Posterolateral lumbar spine arthrodesis is a commonly performed procedure, yet the biology of healing is poorly understood. Nonunion, or failure to achieve a solid bony fusion, occurs in up to 40% of patients. We first developed and validated a rabbit model to characterize the healing process by measuring macroscopic parameters, microscopic parameters, and gene expression. We found that presently available osteoconductive and weakly osteoinductive materials were insufficient to replace autografts, but could in some cases serve as bone graft extenders.
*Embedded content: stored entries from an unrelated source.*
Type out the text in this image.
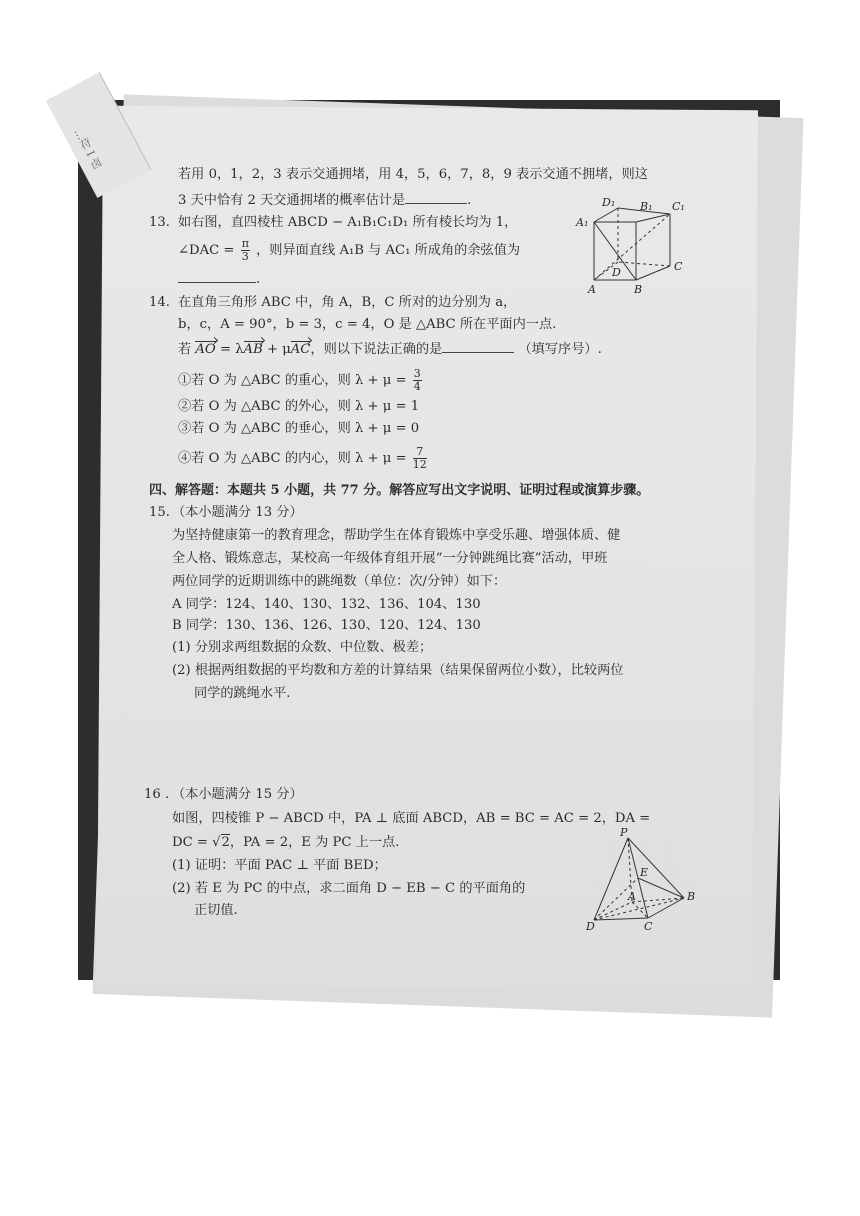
…苻 I 卤
若用 0，1，2，3 表示交通拥堵，用 4，5，6，7，8，9 表示交通不拥堵，则这
3 天中恰有 2 天交通拥堵的概率估计是	.
13. 如右图，直四棱柱 ABCD − A₁B₁C₁D₁ 所有棱长均为 1，
∠DAC = $\frac{\pi}{3}$ ，则异面直线 A₁B 与 AC₁ 所成角的余弦值为
.
D₁ B₁ C₁
A₁
D	C
A	B
14. 在直角三角形 ABC 中，角 A，B，C 所对的边分别为 a，
b，c，A = 90°，b = 3，c = 4，O 是 △ABC 所在平面内一点.
若 AO = λAB + μAC，则以下说法正确的是	（填写序号）.
①若 O 为 △ABC 的重心，则 $\lambda + \mu = \frac{3}{4}$
②若 O 为 △ABC 的外心，则 λ + μ = 1
③若 O 为 △ABC 的垂心，则 λ + μ = 0
④若 O 为 △ABC 的内心，则 $\lambda + \mu = \frac{7}{12}$
四、解答题：本题共 5 小题，共 77 分。解答应写出文字说明、证明过程或演算步骤。
15. （本小题满分 13 分）
为坚持健康第一的教育理念，帮助学生在体育锻炼中享受乐趣、增强体质、健
全人格、锻炼意志，某校高一年级体育组开展“一分钟跳绳比赛”活动，甲班
两位同学的近期训练中的跳绳数（单位：次/分钟）如下：
A 同学：124、140、130、132、136、104、130
B 同学：130、136、126、130、120、124、130
(1) 分别求两组数据的众数、中位数、极差；
(2) 根据两组数据的平均数和方差的计算结果（结果保留两位小数），比较两位
同学的跳绳水平.
16 . （本小题满分 15 分）
如图，四棱锥 P − ABCD 中，PA ⊥ 底面 ABCD，AB = BC = AC = 2，DA =
DC = √2，PA = 2，E 为 PC 上一点.
(1) 证明：平面 PAC ⊥ 平面 BED；
(2) 若 E 为 PC 的中点，求二面角 D − EB − C 的平面角的
正切值.
P
E
A	B
D	C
In contrast, two osteoinductive growth factors currently in development could replace autograft in non-human primates and in humans, but may be limited by the high dose required, carrier variability, and high cost. We identified, cloned, and sequenced a novel complementary DNA (cDNA) encoding for an intracellular protein LMP-1, which is expressed during the first few hours of osteoblast differentiation. LMP-1 expression is able to induce many BMPs, their receptors, and other bone growth factors. Local implantation of bone marrow cells transfected with LMP-1 cDNA induced spine fusion in 100% of sites tested; no bone formed at the control sites without LMP-1. This strategy of local gene therapy may provide a basis for the next generation of bone graft substitutes.